Reinaldo.—Así lo haré, señor.

Polonio.—Sería un admirable golpe de prudencia, que antes de verle te informaras de su conducta.

Reinaldo.—En eso mismo estaba yo.

Polonio.—Sí, es muy buena idea, muy buena. Mira, lo primero has de averiguar qué dinamarqueses hay en París, y cómo, en qué términos, con quién y dónde están, á quién tratan, qué gastos tienen; y sabiendo por estos rodeos y preguntas indirectas que conocen á mi hijo, entonces ve en derechura á tu objeto, encaminando á él en particular tus indagaciones. Haz como si le conocieras de lejos, diciendo: sí, conozco á su padre, y á algunos amigos suyos, y aun á él un poco... ¿Lo has entendido?

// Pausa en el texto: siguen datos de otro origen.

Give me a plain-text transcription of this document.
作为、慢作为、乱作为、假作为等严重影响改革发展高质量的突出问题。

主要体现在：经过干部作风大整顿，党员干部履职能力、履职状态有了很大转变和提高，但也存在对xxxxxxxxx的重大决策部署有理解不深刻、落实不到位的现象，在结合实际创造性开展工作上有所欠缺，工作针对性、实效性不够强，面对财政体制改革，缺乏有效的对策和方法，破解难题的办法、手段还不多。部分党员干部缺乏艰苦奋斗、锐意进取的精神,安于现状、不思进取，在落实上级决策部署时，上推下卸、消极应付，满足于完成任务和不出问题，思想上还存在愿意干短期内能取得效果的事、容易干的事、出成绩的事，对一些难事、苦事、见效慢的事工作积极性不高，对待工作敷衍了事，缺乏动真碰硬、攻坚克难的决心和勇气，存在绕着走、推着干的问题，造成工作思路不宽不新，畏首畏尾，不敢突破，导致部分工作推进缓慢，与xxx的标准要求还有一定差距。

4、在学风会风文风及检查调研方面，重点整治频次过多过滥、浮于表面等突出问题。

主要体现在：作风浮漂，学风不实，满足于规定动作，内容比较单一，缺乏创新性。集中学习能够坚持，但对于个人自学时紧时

Reinaldo.—Sí, señor, muy bien.

Polonio.—Sí, le conozco un poco; pero... (has de añadir entonces) pero no le he tratado. Si es el que yo creo, á fe que es bien calavera; inclinado á tal ó tal vicio... y luego dirás de él cuanto quieras fingir; digo, pero que no sean cosas tan fuertes que puedan deshonrarle. Cuidado con eso. Habla sólo de aquellas travesuras, aquellas locuras y extravíos comunes á todos que ya se reconocen por compañeros inseparables de la juventud y la libertad.

Reinaldo.—Como el jugar, ¿eh?

Polonio.—Sí, el jugar, beber, esgrimir, jurar, disputar, putear... Hasta esto bien puedes alargarte.

Reinaldo.—Y aun con eso hay harto para quitarle el honor.

Polonio.—No por cierto; además, que todo depende del modo que le acuses. No debes achacarle delitos escandalosos, ni pintarle como un joven abandonado enteramente a la disolución; no, no es ésa mi idea. Has de insinuar sus defectos con tal arte, que parezcan nulidades producidas de falta de sujeción, y no otra cosa, extravíos de una imaginación ardiente, ímpetus nacidos de la efervescencia general de la sangre.